In Topic: Simulating Human with Rigid Body Joints

23 April 2016 - 03:14 PM

1. Physics simulation:
Imagine a human standing on only one leg. That's a system of 20 bodies and the foot body and ankle joint has to carry all the weight.
Mass ratio here is 1:50, worst case for game physics libs. Bullet can't even simulate a stack of a few equal mass bodies without jitter (the last time i've checked),
and also it may miss the necessary features for powered joints. So it's not the best choice for a demanding simulation like this and you'll have to add a lot of work,
probably ending up doing your own constraint solver.
I have experience with Bullet, Havok and ODE, but when i tried Newton i was blown away by the difference in stability, accuracy and robustness it offers.
It's by far the best library for this kind of simulation - sadly only few people know about this.

If you want accurate, stable control of a mechanism with lots of joints and large mass ratios, the important thing is to be using an appropriate solver. Bullet does have a Featherstone solver, though I don't know how good it is for actively driving articulations. PhysX has an articulation solver, and I know from first hand experience that it can be used to drive articulations accurately, without excessive numbers of iterations/small timesteps.

* Cheat and use external forces to stabilize the system :)
(I assume Natural Motion does this, but that's just an assumption)

Your assumption is wrong :) Of course, we can use external "cheat" forces to add stability, but that's not the fundamental method (and it all works without this). I can't discuss the methods by which we calculate the joint torques, but the character is controlled by joint torques.

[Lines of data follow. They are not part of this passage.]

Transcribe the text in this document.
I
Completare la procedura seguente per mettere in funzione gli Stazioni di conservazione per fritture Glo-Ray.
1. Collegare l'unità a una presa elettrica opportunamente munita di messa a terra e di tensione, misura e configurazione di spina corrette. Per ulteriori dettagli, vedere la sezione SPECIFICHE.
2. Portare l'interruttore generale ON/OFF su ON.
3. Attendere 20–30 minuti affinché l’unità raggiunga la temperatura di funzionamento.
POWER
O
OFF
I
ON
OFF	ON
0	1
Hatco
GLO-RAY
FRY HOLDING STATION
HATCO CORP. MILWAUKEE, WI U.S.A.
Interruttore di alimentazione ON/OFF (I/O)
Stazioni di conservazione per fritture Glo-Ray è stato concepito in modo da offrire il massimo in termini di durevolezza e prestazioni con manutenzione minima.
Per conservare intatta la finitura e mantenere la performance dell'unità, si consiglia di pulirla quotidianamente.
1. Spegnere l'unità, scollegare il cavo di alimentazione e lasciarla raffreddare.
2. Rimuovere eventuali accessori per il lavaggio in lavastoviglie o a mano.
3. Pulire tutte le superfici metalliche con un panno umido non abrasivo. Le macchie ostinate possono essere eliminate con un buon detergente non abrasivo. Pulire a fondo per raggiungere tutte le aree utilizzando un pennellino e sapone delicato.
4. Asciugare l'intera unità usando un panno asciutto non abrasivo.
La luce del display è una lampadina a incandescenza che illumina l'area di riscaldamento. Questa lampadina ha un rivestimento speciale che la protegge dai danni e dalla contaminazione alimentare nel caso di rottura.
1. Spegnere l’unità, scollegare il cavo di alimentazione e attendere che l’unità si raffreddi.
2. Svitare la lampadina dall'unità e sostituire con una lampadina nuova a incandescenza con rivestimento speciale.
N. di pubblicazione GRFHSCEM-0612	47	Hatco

For example, there's some nice demo here:


You want to know masses and moments of inertia for the different body parts, and don't want to go to the messy trouble of chopping up a cadaver yourself? OK - take a look here: http://www.smf.org/docs/articles/hic/USAARL_88-5.pdf

In Topic: Airfoil simulation

24 March 2016 - 09:38 AM


Does this makes sense?


You need to be careful that you handle the varying air flow speed and angle of attack over the wing. For example, if the plane is rolling, then this doesn't change the angle of attack much at the root, but it does (increasingly) towards the tip. This is what makes the plane stop rolling almost as soon as you centralise the ailerons. It sounds like you're in danger of losing this (which would affect every other characteristic too) - or did I misunderstand?!

In Topic: Airfoil simulation

22 March 2016 - 09:33 AM

But as I see it, scaling is non linear in respect to pre 45l and aft 45 degrees AoA coefficients. For example, at positive angles of control surface deflection, Cl generally shifts to the left, while staying the same at 45 degrees AoA. At the same time pre 45 degrees values are scaling up non linearly while post 45 are scaling down in more linear fashion.

Not quite sure what you're getting at... I'd say the graph of CL vs alpha show two things:

1. +ve flap deflection shifts the graph left by pretty much the same amount at all angles of attack

2. +ve flap deflection shifts the graph up, but only in the non-stalled regions. Also, it has a greater effect in the normal flow region than for reverse flow.

If you mentally do the "horizontal" shift first, then you'll see there isn't much/any "vertical" shift left in the stalled regions.

In case with Cm it might look a bit simpler, but actually Cm at 0 AoA is changing rather rapidly.

It's true there's some slope introduced, but mostly it just shifts up/down in the non-stalled region.

Cm curve is a bit weird as it's around the 1/4 chord point - which is obviously the wrong place for reverse flow!

Btw, they are using symmetrical airfoil but still have figures for Cm. Aren't Cm is suppose to be zero for non-chambered airfoils?

It will be zero at alpha=0 and flap=0, and will be close to zero for the non-stalled region.

Regarding calculating angle of attack, do you mean something like this?:

Yes - exactly that. I use that geometry to estimate the change in effective angle of attack (the horizontal shift), plus some heuristic for the vertical shift.